Wade Richards wrote:

> >I still say the bottom line is, if you don't trust root, don't use his
> >machine.
> 
> This is the sort of absolutist nonsense that gives security experts a
> bad name.  After all, anyone armed with a chainsaw can cut through a
> solid oak door in a matter of hours, so why bother installing a deadbolt
> on your door?

To keep out all the people who don't have chainsaws, obviously. But on
*nix machines, root has a chainsaw, and plenty of other tools also. He
can also get a key to your deadbolt if he really wants it.

> Some security is better than no security.  More security is better than
> less security.  If you find a security flaw in a system, you should try
> to fix that flaw, even if the system is not otherwise perfect.

True, but not relevant. The very fact that the cleartext of the email
exists on disk as a linked file for only a brief period is enough to
prevent casual browsing from discovering very much. So the issue is
whether additional measures really buy you very much. My view is that
the measures proposed in this thread were either not worth the trouble,
or required root's assistance to set up (e.g. a ramdisk). In the latter
case, if root really wants to spy on you, he'll either refuse to set up
whatever security infrastructure you're asking for, or he'll ensure that
your "security" is illusory in one way or another.

> For example, I'm root on my machine.  I'm nosy.  I'd like to know what
> the people who use my machine are saying about me in e-mail.  If I can
> grab the contents of a file from /tmp, I just might do that.

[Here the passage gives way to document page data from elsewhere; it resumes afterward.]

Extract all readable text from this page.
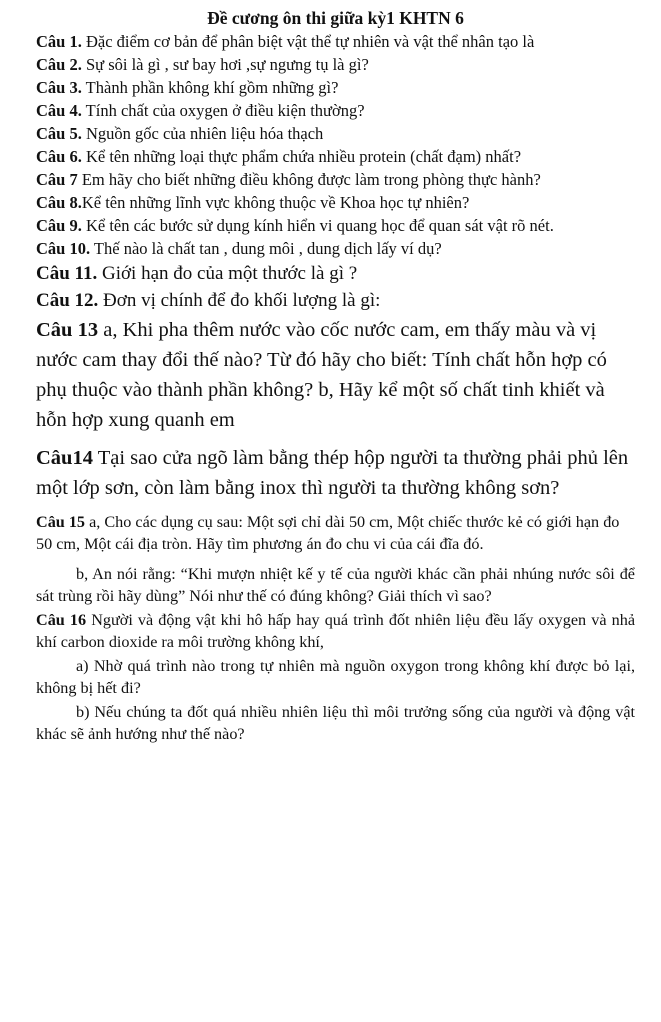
Đề cương ôn thi giữa kỳ1 KHTN 6

Câu 1. Đặc điểm cơ bản để phân biệt vật thể tự nhiên và vật thể nhân tạo là

Câu 2. Sự sôi là gì , sư bay hơi ,sự ngưng tụ là gì?

Câu 3. Thành phần không khí gồm những gì?

Câu 4. Tính chất của oxygen ở điều kiện thường?

Câu 5. Nguồn gốc của nhiên liệu hóa thạch

Câu 6. Kể tên những loại thực phẩm chứa nhiều protein (chất đạm) nhất?

Câu 7 Em hãy cho biết những điều không được làm trong phòng thực hành?

Câu 8.Kể tên những lĩnh vực không thuộc về Khoa học tự nhiên?

Câu 9. Kể tên các bước sử dụng kính hiển vi quang học để quan sát vật rõ nét.

Câu 10. Thế nào là chất tan , dung môi , dung dịch lấy ví dụ?

Câu 11. Giới hạn đo của một thước là gì ?

Câu 12. Đơn vị chính để đo khối lượng là gì:

Câu 13 a, Khi pha thêm nước vào cốc nước cam, em thấy màu và vị nước cam thay đổi thế nào? Từ đó hãy cho biết: Tính chất hỗn hợp có phụ thuộc vào thành phần không? b, Hãy kể một số chất tinh khiết và hỗn hợp xung quanh em

Câu14 Tại sao cửa ngõ làm bằng thép hộp người ta thường phải phủ lên một lớp sơn, còn làm bằng inox thì người ta thường không sơn?

Câu 15 a, Cho các dụng cụ sau: Một sợi chỉ dài 50 cm, Một chiếc thước kẻ có giới hạn đo 50 cm, Một cái địa tròn. Hãy tìm phương án đo chu vi của cái đĩa đó.

b, An nói rằng: “Khi mượn nhiệt kế y tế của người khác cần phải nhúng nước sôi để sát trùng rồi hãy dùng” Nói như thế có đúng không? Giải thích vì sao?

Câu 16 Người và động vật khi hô hấp hay quá trình đốt nhiên liệu đều lấy oxygen và nhả khí carbon dioxide ra môi trường không khí,

a) Nhờ quá trình nào trong tự nhiên mà nguồn oxygon trong không khí được bỏ lại, không bị hết đi?

b) Nếu chúng ta đốt quá nhiều nhiên liệu thì môi trưởng sống của người và động vật khác sẽ ảnh hướng như thế nào?
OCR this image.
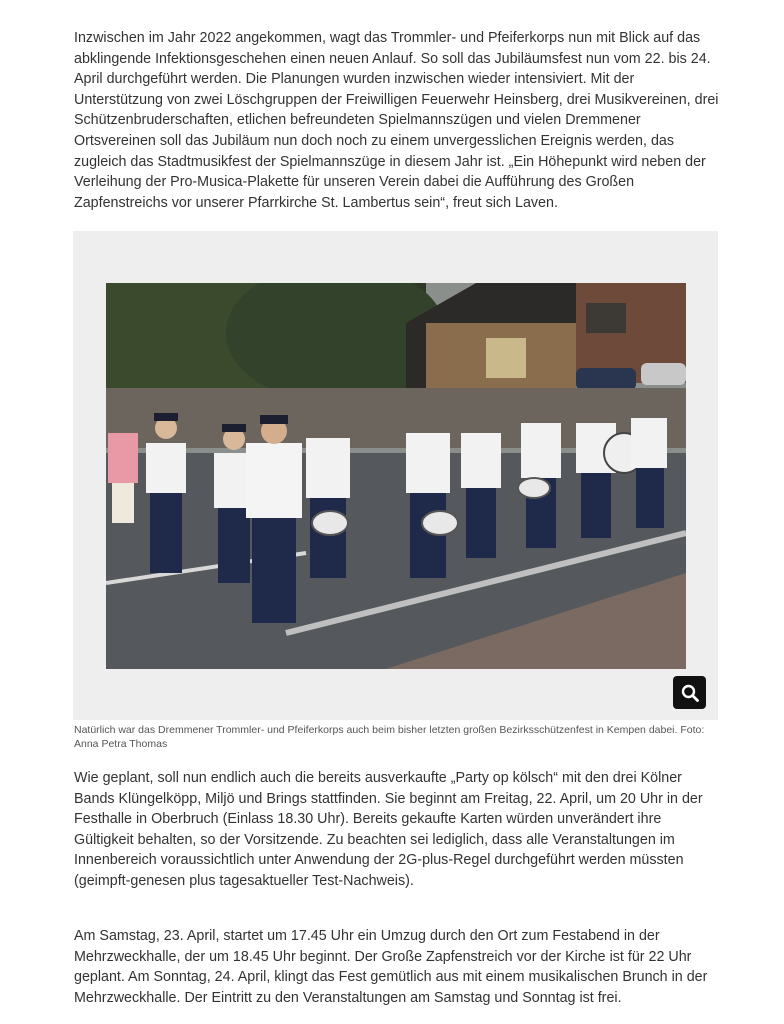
Inzwischen im Jahr 2022 angekommen, wagt das Trommler- und Pfeiferkorps nun mit Blick auf das abklingende Infektionsgeschehen einen neuen Anlauf. So soll das Jubiläumsfest nun vom 22. bis 24. April durchgeführt werden. Die Planungen wurden inzwischen wieder intensiviert. Mit der Unterstützung von zwei Löschgruppen der Freiwilligen Feuerwehr Heinsberg, drei Musikvereinen, drei Schützenbruderschaften, etlichen befreundeten Spielmannszügen und vielen Dremmener Ortsvereinen soll das Jubiläum nun doch noch zu einem unvergesslichen Ereignis werden, das zugleich das Stadtmusikfest der Spielmannszüge in diesem Jahr ist. „Ein Höhepunkt wird neben der Verleihung der Pro-Musica-Plakette für unseren Verein dabei die Aufführung des Großen Zapfenstreichs vor unserer Pfarrkirche St. Lambertus sein“, freut sich Laven.

Natürlich war das Dremmener Trommler- und Pfeiferkorps auch beim bisher letzten großen Bezirksschützenfest in Kempen dabei. Foto: Anna Petra Thomas

Wie geplant, soll nun endlich auch die bereits ausverkaufte „Party op kölsch“ mit den drei Kölner Bands Klüngelköpp, Miljö und Brings stattfinden. Sie beginnt am Freitag, 22. April, um 20 Uhr in der Festhalle in Oberbruch (Einlass 18.30 Uhr). Bereits gekaufte Karten würden unverändert ihre Gültigkeit behalten, so der Vorsitzende. Zu beachten sei lediglich, dass alle Veranstaltungen im Innenbereich voraussichtlich unter Anwendung der 2G-plus-Regel durchgeführt werden müssten (geimpft-genesen plus tagesaktueller Test-Nachweis).

Am Samstag, 23. April, startet um 17.45 Uhr ein Umzug durch den Ort zum Festabend in der Mehrzweckhalle, der um 18.45 Uhr beginnt. Der Große Zapfenstreich vor der Kirche ist für 22 Uhr geplant. Am Sonntag, 24. April, klingt das Fest gemütlich aus mit einem musikalischen Brunch in der Mehrzweckhalle. Der Eintritt zu den Veranstaltungen am Samstag und Sonntag ist frei.
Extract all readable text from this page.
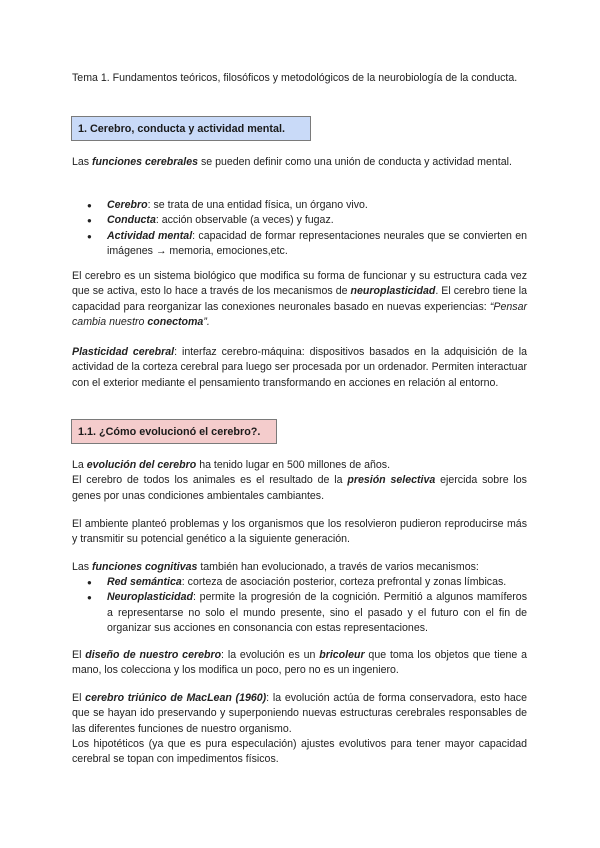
Tema 1. Fundamentos teóricos, filosóficos y metodológicos de la neurobiología de la conducta.

1. Cerebro, conducta y actividad mental.

Las funciones cerebrales se pueden definir como una unión de conducta y actividad mental.

● Cerebro: se trata de una entidad física, un órgano vivo.
● Conducta: acción observable (a veces) y fugaz.
● Actividad mental: capacidad de formar representaciones neurales que se convierten en imágenes → memoria, emociones,etc.

El cerebro es un sistema biológico que modifica su forma de funcionar y su estructura cada vez que se activa, esto lo hace a través de los mecanismos de neuroplasticidad. El cerebro tiene la capacidad para reorganizar las conexiones neuronales basado en nuevas experiencias: “Pensar cambia nuestro conectoma”.

Plasticidad cerebral: interfaz cerebro-máquina: dispositivos basados en la adquisición de la actividad de la corteza cerebral para luego ser procesada por un ordenador. Permiten interactuar con el exterior mediante el pensamiento transformando en acciones en relación al entorno.

1.1. ¿Cómo evolucionó el cerebro?.

La evolución del cerebro ha tenido lugar en 500 millones de años.
El cerebro de todos los animales es el resultado de la presión selectiva ejercida sobre los genes por unas condiciones ambientales cambiantes.

El ambiente planteó problemas y los organismos que los resolvieron pudieron reproducirse más y transmitir su potencial genético a la siguiente generación.

Las funciones cognitivas también han evolucionado, a través de varios mecanismos:

● Red semántica: corteza de asociación posterior, corteza prefrontal y zonas límbicas.
● Neuroplasticidad: permite la progresión de la cognición. Permitió a algunos mamíferos a representarse no solo el mundo presente, sino el pasado y el futuro con el fin de organizar sus acciones en consonancia con estas representaciones.

El diseño de nuestro cerebro: la evolución es un bricoleur que toma los objetos que tiene a mano, los colecciona y los modifica un poco, pero no es un ingeniero.

El cerebro triúnico de MacLean (1960): la evolución actúa de forma conservadora, esto hace que se hayan ido preservando y superponiendo nuevas estructuras cerebrales responsables de las diferentes funciones de nuestro organismo.
Los hipotéticos (ya que es pura especulación) ajustes evolutivos para tener mayor capacidad cerebral se topan con impedimentos físicos.
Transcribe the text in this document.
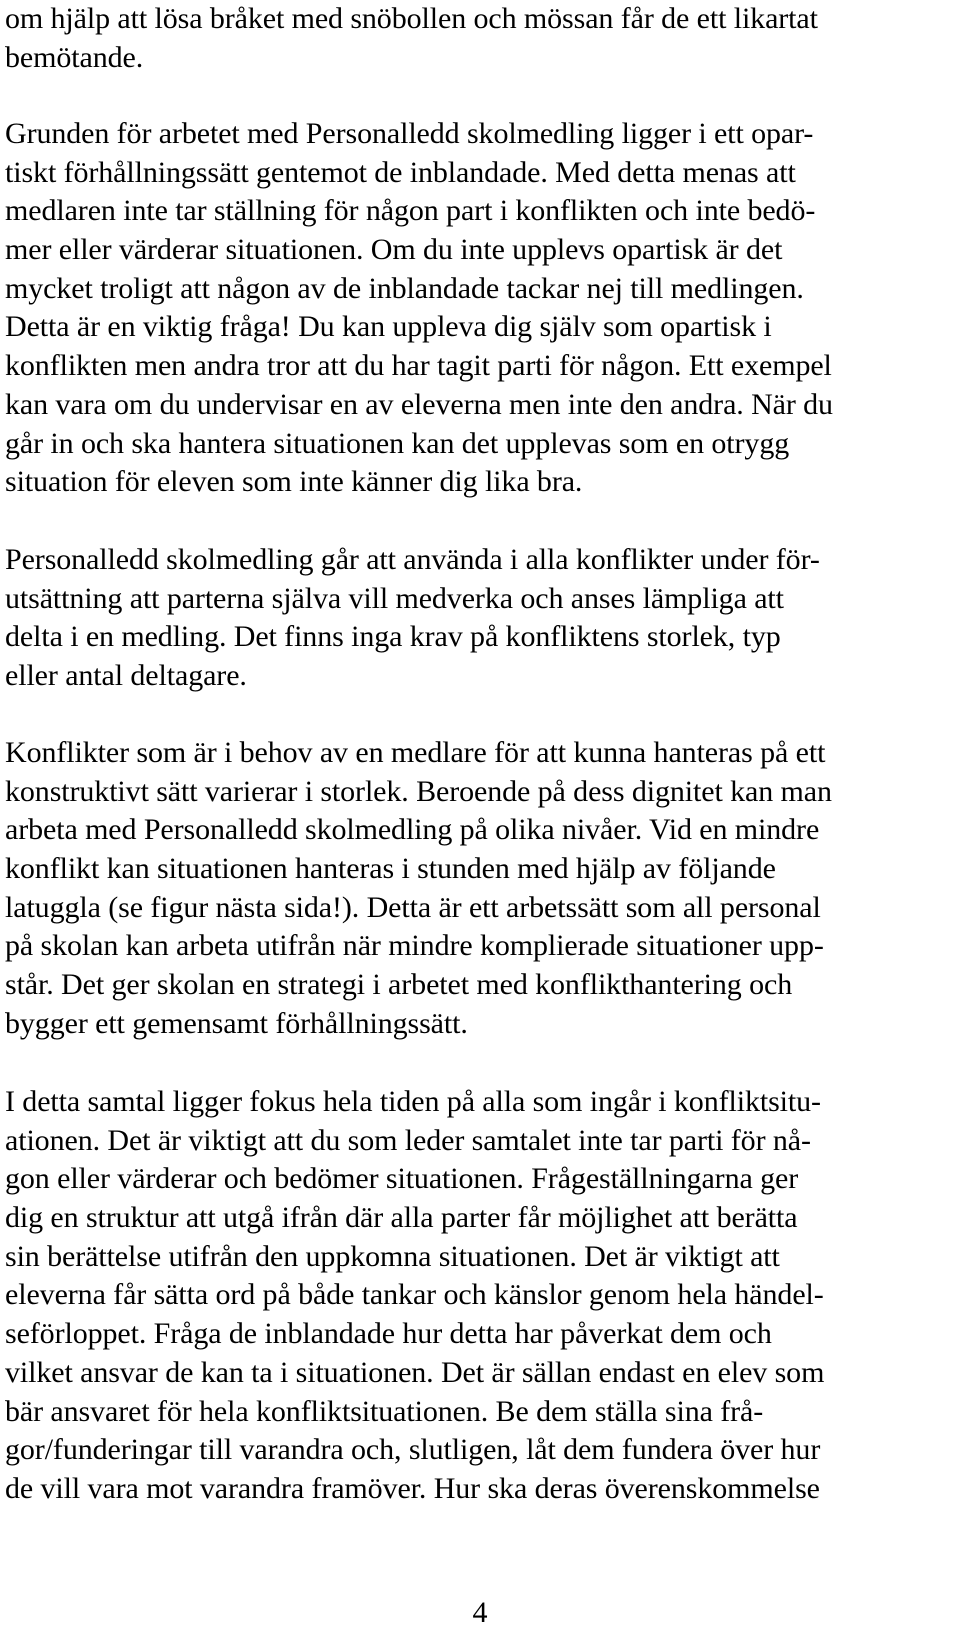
om hjälp att lösa bråket med snöbollen och mössan får de ett likartat
bemötande.
Grunden för arbetet med Personalledd skolmedling ligger i ett opar-
tiskt förhållningssätt gentemot de inblandade. Med detta menas att
medlaren inte tar ställning för någon part i konflikten och inte bedö-
mer eller värderar situationen. Om du inte upplevs opartisk är det
mycket troligt att någon av de inblandade tackar nej till medlingen.
Detta är en viktig fråga! Du kan uppleva dig själv som opartisk i
konflikten men andra tror att du har tagit parti för någon. Ett exempel
kan vara om du undervisar en av eleverna men inte den andra. När du
går in och ska hantera situationen kan det upplevas som en otrygg
situation för eleven som inte känner dig lika bra.
Personalledd skolmedling går att använda i alla konflikter under för-
utsättning att parterna själva vill medverka och anses lämpliga att
delta i en medling. Det finns inga krav på konfliktens storlek, typ
eller antal deltagare.
Konflikter som är i behov av en medlare för att kunna hanteras på ett
konstruktivt sätt varierar i storlek. Beroende på dess dignitet kan man
arbeta med Personalledd skolmedling på olika nivåer. Vid en mindre
konflikt kan situationen hanteras i stunden med hjälp av följande
latuggla (se figur nästa sida!). Detta är ett arbetssätt som all personal
på skolan kan arbeta utifrån när mindre komplierade situationer upp-
står. Det ger skolan en strategi i arbetet med konflikthantering och
bygger ett gemensamt förhållningssätt.
I detta samtal ligger fokus hela tiden på alla som ingår i konfliktsitu-
ationen. Det är viktigt att du som leder samtalet inte tar parti för nå-
gon eller värderar och bedömer situationen. Frågeställningarna ger
dig en struktur att utgå ifrån där alla parter får möjlighet att berätta
sin berättelse utifrån den uppkomna situationen. Det är viktigt att
eleverna får sätta ord på både tankar och känslor genom hela händel-
seförloppet. Fråga de inblandade hur detta har påverkat dem och
vilket ansvar de kan ta i situationen. Det är sällan endast en elev som
bär ansvaret för hela konfliktsituationen. Be dem ställa sina frå-
gor/funderingar till varandra och, slutligen, låt dem fundera över hur
de vill vara mot varandra framöver. Hur ska deras överenskommelse
4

Thing is, as I said above, you have to grab the file while during a
pretty narrow window. It only exists between the time the user decides
to write a mail, and the time his MUA turns it over to the MTA (or gpg).
After that, it's gone. Quite possibly, in many cases, the file will have
nothing but headers (if that) in it until the user is done writing it --
meaning that the text you want to read may only exist as a readable file
for a few seconds.

> But I'm also lazy.  I'm not going to spend hours or weeks writing code to
> install a tty sniffer, find enough disk space for the logs, and search
> through the log files for something interesting.  I'm a nozy root,
> I'm not a masochistic root.

So you also aren't going to be watching user processes like a hawk to
wait for an editor that is the child of an MUA process to save and close
a file in /tmp, and then grab it before it vanishes a few seconds later,
and read it subsequently to see if you happen to be mentioned (possibly
not by name, so you can't just grep for that).

> Also, what makes you thing root "knows what he's doing?"  I suspect that 
> many people with the "root" password could not install a tty sniffer or 
> any other spying tool unless they could type "apt-get install ttysniffer".

Then they also won't be capable of effectively monitoring /tmp for
interesting emails about to be sent.